I live and work in an urban environment where people walk everywhere and the number of people totally absorbed in a tiny screen as they literally stumble through life is astonishing. I assume, with good reason, that millions of others are similarly absorbed while driving. A good portion of those not reading or texting are yammering away sharing their most intimate thoughts with whichever complete stranger has the misfortune to be within hearing distance.
By the way, this is not a post about the physical dangers of walking/driving/talking/texting or the boorish behavior of those who do, but rather a brief musing on the loss of free time for the mind.
Anyone age 30 or older can conjure up a memory of a time when working and keeping in touch were voluntary activities requiring some effort and where the expectation to do either was tempered by the realities and constraints of time and space. Either the form of the work did not lend itself to seamless activity or contact and connection had to wait until one arrived at a place. Ah, for the good old days.
That distant past was filled with enforced periods of work-free silence and non-contact where our minds were free to wander and take in the random scenes of life around us. We observed, mused, recoiled, engaged and wondered at the complexity of the world we passed through. Those days are long gone. We are now incessantly and obsessively absorbed and engaged in an electronic and virtual world where the real one passes by unnoticed as we sneak glances for the incoming message or blurt out, “I have to take this call.”
If there is a mystery to life found only in the unengaged and “in-between” moments, most of us will never see or feel the power of it as we have blindly forfeited that opportunity in order to remain connected to an equally absorbed society. Imagine the horror of “waking up” in your sixties to the realization that you knowingly strolled through life in a trance of your own devising.

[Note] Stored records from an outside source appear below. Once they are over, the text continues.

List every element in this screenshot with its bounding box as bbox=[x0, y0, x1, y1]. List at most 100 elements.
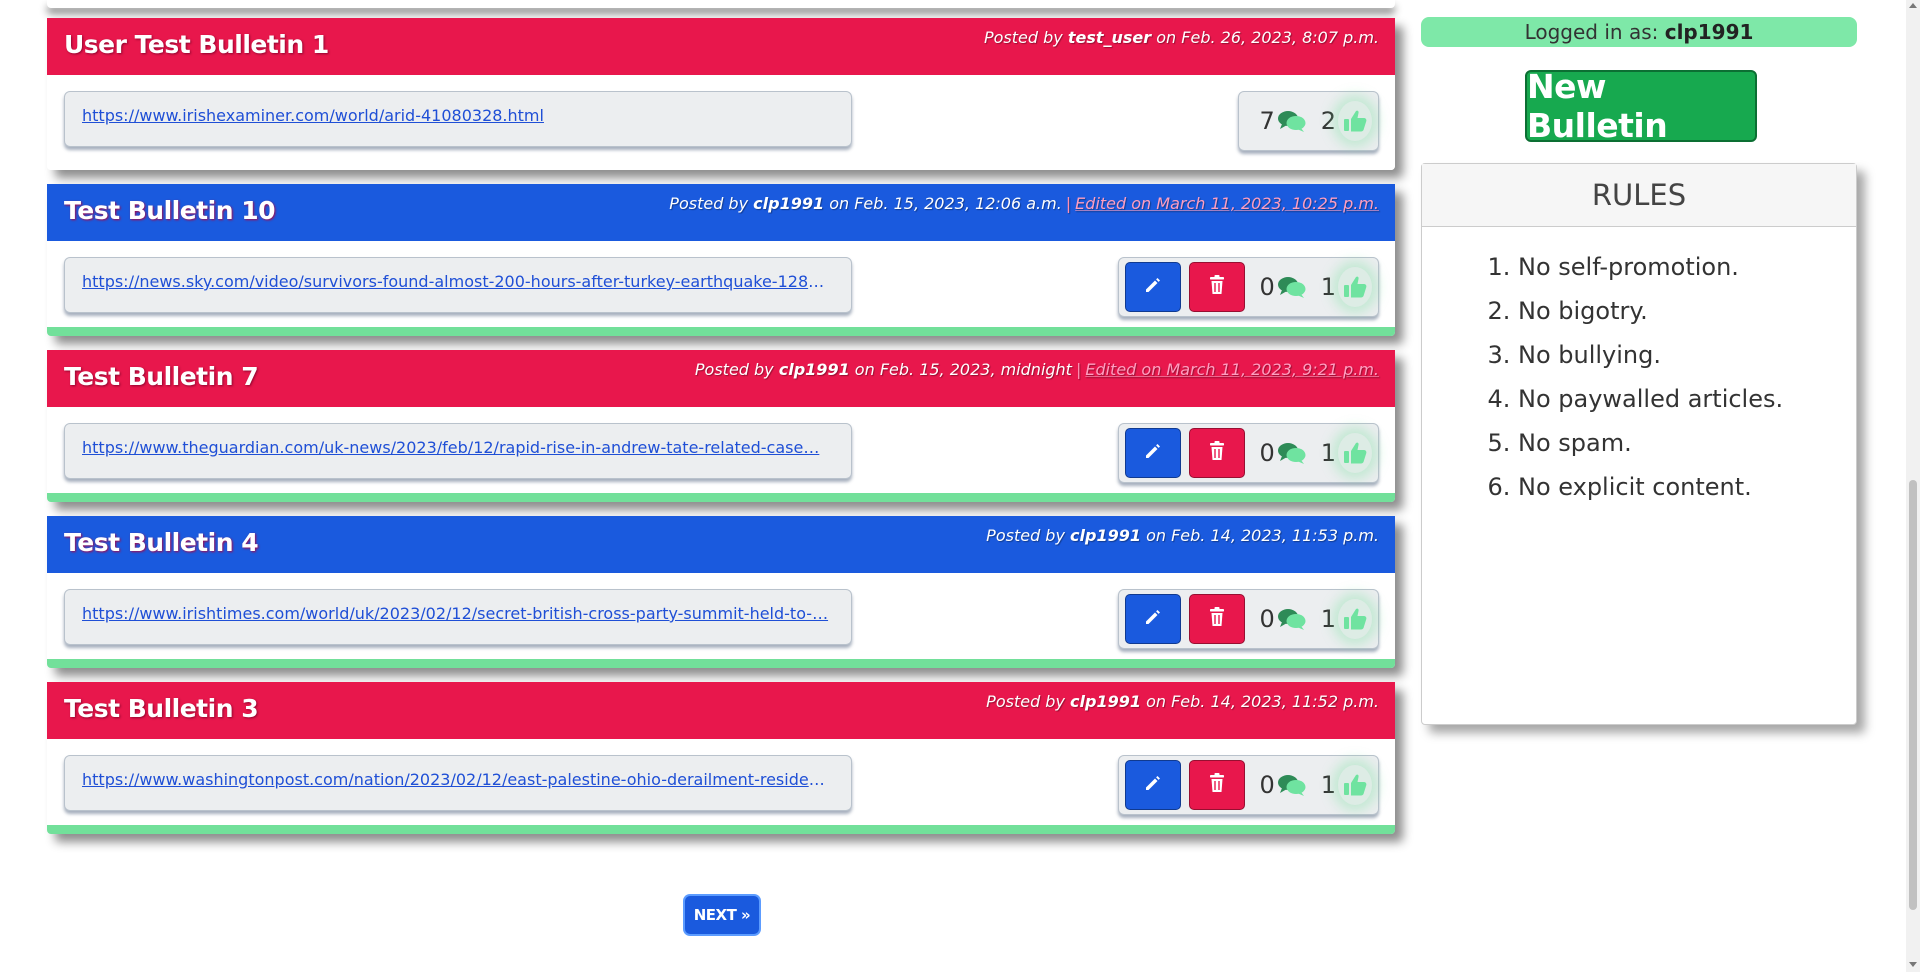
bulletin-meta: Posted by clp1991 on Feb. 15, 2023, 12:0… bbox=[669, 194, 1379, 213]
bulletin-meta: Posted by test_user on Feb. 26, 2023, 8:… bbox=[984, 28, 1379, 47]
comments-count[interactable]: 7 bbox=[1259, 107, 1306, 135]
edit-button[interactable] bbox=[1125, 594, 1182, 644]
bulletin-link[interactable]: https://www.theguardian.com/uk-news/2023… bbox=[82, 438, 834, 457]
bulletin-card: Test Bulletin 4 Posted by clp1991 on Feb.… bbox=[47, 516, 1395, 668]
comments-count[interactable]: 0 bbox=[1259, 439, 1306, 467]
trash-icon bbox=[1207, 274, 1227, 300]
posted-by-label: Posted by bbox=[986, 692, 1065, 711]
bulletin-link-box: https://www.washingtonpost.com/nation/20… bbox=[64, 755, 852, 811]
bulletin-header: User Test Bulletin 1 Posted by test_user … bbox=[47, 18, 1395, 75]
bulletin-link[interactable]: https://www.washingtonpost.com/nation/20… bbox=[82, 770, 834, 789]
bulletin-card: Test Bulletin 7 Posted by clp1991 on Feb.… bbox=[47, 350, 1395, 502]
bulletin-actions: 01 bbox=[1118, 755, 1379, 815]
likes-count[interactable]: 1 bbox=[1321, 433, 1372, 473]
bulletin-author: test_user bbox=[1067, 28, 1152, 47]
rule-item: No explicit content. bbox=[1518, 465, 1856, 509]
comments-count[interactable]: 0 bbox=[1259, 771, 1306, 799]
bulletin-list: User Test Bulletin 1 Posted by test_user … bbox=[47, 18, 1395, 834]
bulletin-title[interactable]: User Test Bulletin 1 bbox=[64, 30, 329, 59]
delete-button[interactable] bbox=[1189, 428, 1246, 478]
thumbs-up-icon[interactable] bbox=[1338, 267, 1372, 307]
bulletin-link-box: https://www.irishexaminer.com/world/arid… bbox=[64, 91, 852, 147]
bulletin-link-box: https://news.sky.com/video/survivors-fou… bbox=[64, 257, 852, 313]
bulletin-card: User Test Bulletin 1 Posted by test_user … bbox=[47, 18, 1395, 170]
new-bulletin-button[interactable]: New Bulletin bbox=[1525, 67, 1757, 145]
delete-button[interactable] bbox=[1189, 760, 1246, 810]
bulletin-edited-date: Edited on March 11, 2023, 9:21 p.m. bbox=[1085, 360, 1379, 379]
thumbs-up-icon[interactable] bbox=[1338, 433, 1372, 473]
bulletin-body: https://www.theguardian.com/uk-news/2023… bbox=[47, 407, 1395, 502]
posted-by-label: Posted by bbox=[694, 360, 774, 379]
comments-count-value: 0 bbox=[1259, 273, 1275, 301]
posted-by-label: Posted by bbox=[983, 28, 1063, 47]
comments-count[interactable]: 0 bbox=[1259, 605, 1306, 633]
bulletin-body: https://news.sky.com/video/survivors-fou… bbox=[47, 241, 1395, 336]
edit-button[interactable] bbox=[1125, 760, 1182, 810]
bulletin-link[interactable]: https://www.irishexaminer.com/world/arid… bbox=[82, 106, 834, 125]
bulletin-author: clp1991 bbox=[1070, 526, 1141, 545]
comments-count[interactable]: 0 bbox=[1259, 273, 1306, 301]
comments-icon bbox=[1277, 275, 1307, 299]
pencil-icon bbox=[1143, 773, 1163, 797]
bulletin-actions: 01 bbox=[1118, 257, 1379, 317]
bulletin-author: clp1991 bbox=[753, 194, 825, 213]
bulletin-meta: Posted by clp1991 on Feb. 14, 2023, 11:5… bbox=[986, 526, 1379, 545]
comments-count-value: 0 bbox=[1259, 605, 1275, 633]
rules-list: No self-promotion.No bigotry.No bullying… bbox=[1422, 227, 1856, 509]
bulletin-actions: 01 bbox=[1118, 589, 1379, 649]
comments-icon bbox=[1277, 607, 1307, 631]
likes-count-value: 1 bbox=[1320, 439, 1336, 467]
bulletin-date: on Feb. 15, 2023, 12:06 a.m. bbox=[829, 194, 1062, 213]
bulletin-header: Test Bulletin 10 Posted by clp1991 on Feb… bbox=[47, 184, 1395, 241]
bulletin-title[interactable]: Test Bulletin 10 bbox=[64, 196, 275, 225]
posted-by-label: Posted by bbox=[986, 526, 1065, 545]
comments-icon bbox=[1277, 441, 1307, 465]
bulletin-title[interactable]: Test Bulletin 7 bbox=[64, 362, 259, 391]
meta-separator: | bbox=[1075, 360, 1082, 379]
thumbs-up-icon[interactable] bbox=[1338, 101, 1372, 141]
likes-count-value: 2 bbox=[1320, 107, 1336, 135]
scroll-up-arrow-icon[interactable] bbox=[1909, 3, 1917, 8]
bulletin-date: on Feb. 15, 2023, midnight bbox=[854, 360, 1072, 379]
trash-icon bbox=[1207, 606, 1227, 632]
bulletin-link-box: https://www.irishtimes.com/world/uk/2023… bbox=[64, 589, 852, 645]
edit-button[interactable] bbox=[1125, 262, 1182, 312]
thumbs-up-icon[interactable] bbox=[1338, 599, 1372, 639]
likes-count[interactable]: 1 bbox=[1321, 267, 1372, 307]
logged-in-label: Logged in as: bbox=[1524, 20, 1659, 44]
bulletin-link[interactable]: https://www.irishtimes.com/world/uk/2023… bbox=[82, 604, 834, 623]
bulletin-date: on Feb. 14, 2023, 11:52 p.m. bbox=[1146, 692, 1379, 711]
comments-icon bbox=[1277, 773, 1307, 797]
rule-item: No self-promotion. bbox=[1518, 245, 1856, 289]
trash-icon bbox=[1207, 772, 1227, 798]
delete-button[interactable] bbox=[1189, 594, 1246, 644]
likes-count[interactable]: 1 bbox=[1321, 599, 1372, 639]
rules-title: RULES bbox=[1422, 164, 1856, 227]
bulletin-actions: 72 bbox=[1238, 91, 1379, 151]
likes-count[interactable]: 2 bbox=[1321, 101, 1372, 141]
thumbs-up-icon[interactable] bbox=[1338, 765, 1372, 805]
bulletin-meta: Posted by clp1991 on Feb. 14, 2023, 11:5… bbox=[986, 692, 1379, 711]
bulletin-edited-date: Edited on March 11, 2023, 10:25 p.m. bbox=[1075, 194, 1379, 213]
comments-icon bbox=[1277, 109, 1307, 133]
bulletin-date: on Feb. 26, 2023, 8:07 p.m. bbox=[1156, 28, 1379, 47]
pencil-icon bbox=[1143, 441, 1163, 465]
logged-in-username: clp1991 bbox=[1664, 20, 1754, 44]
bulletin-author: clp1991 bbox=[1070, 692, 1141, 711]
edit-button[interactable] bbox=[1125, 428, 1182, 478]
likes-count-value: 1 bbox=[1320, 273, 1336, 301]
likes-count[interactable]: 1 bbox=[1321, 765, 1372, 805]
delete-button[interactable] bbox=[1189, 262, 1246, 312]
next-page-button[interactable]: NEXT » bbox=[685, 896, 759, 934]
scrollbar-thumb[interactable] bbox=[1909, 480, 1917, 910]
bulletin-header: Test Bulletin 7 Posted by clp1991 on Feb.… bbox=[47, 350, 1395, 407]
bulletin-body: https://www.washingtonpost.com/nation/20… bbox=[47, 739, 1395, 834]
scroll-down-arrow-icon[interactable] bbox=[1909, 962, 1917, 967]
bulletin-title[interactable]: Test Bulletin 4 bbox=[64, 528, 259, 557]
previous-bulletin-edge bbox=[47, 0, 1395, 8]
rule-item: No paywalled articles. bbox=[1518, 377, 1856, 421]
rule-item: No bigotry. bbox=[1518, 289, 1856, 333]
bulletin-title[interactable]: Test Bulletin 3 bbox=[64, 694, 259, 723]
bulletin-card: Test Bulletin 3 Posted by clp1991 on Feb.… bbox=[47, 682, 1395, 834]
bulletin-link[interactable]: https://news.sky.com/video/survivors-fou… bbox=[82, 272, 834, 291]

This all makes me think of times past and how the world might be different had our forbearers been similarly plagued with our “connectedness.” I imagine Abraham Lincoln on that long and late autumn train ride up to Gettysburg in November of 1863. He realizes that this is the moment to redefine the purpose of the titanic conflict and he struggles for the exact phrases to give meaning to the war. A few words are typed on his iPad but he is constantly bedeviled by incoming texts from Secretary of War Staunton and cell calls from Nicolay and Hay about the waiting crowd at Gettysburg.
Aware that a great moment is in the offing and that the golden trees gliding by will silently offer their inspiration and meaning, he turns both cell and iPad off, takes a scrap of paper from his up-turned hat and settles down to work.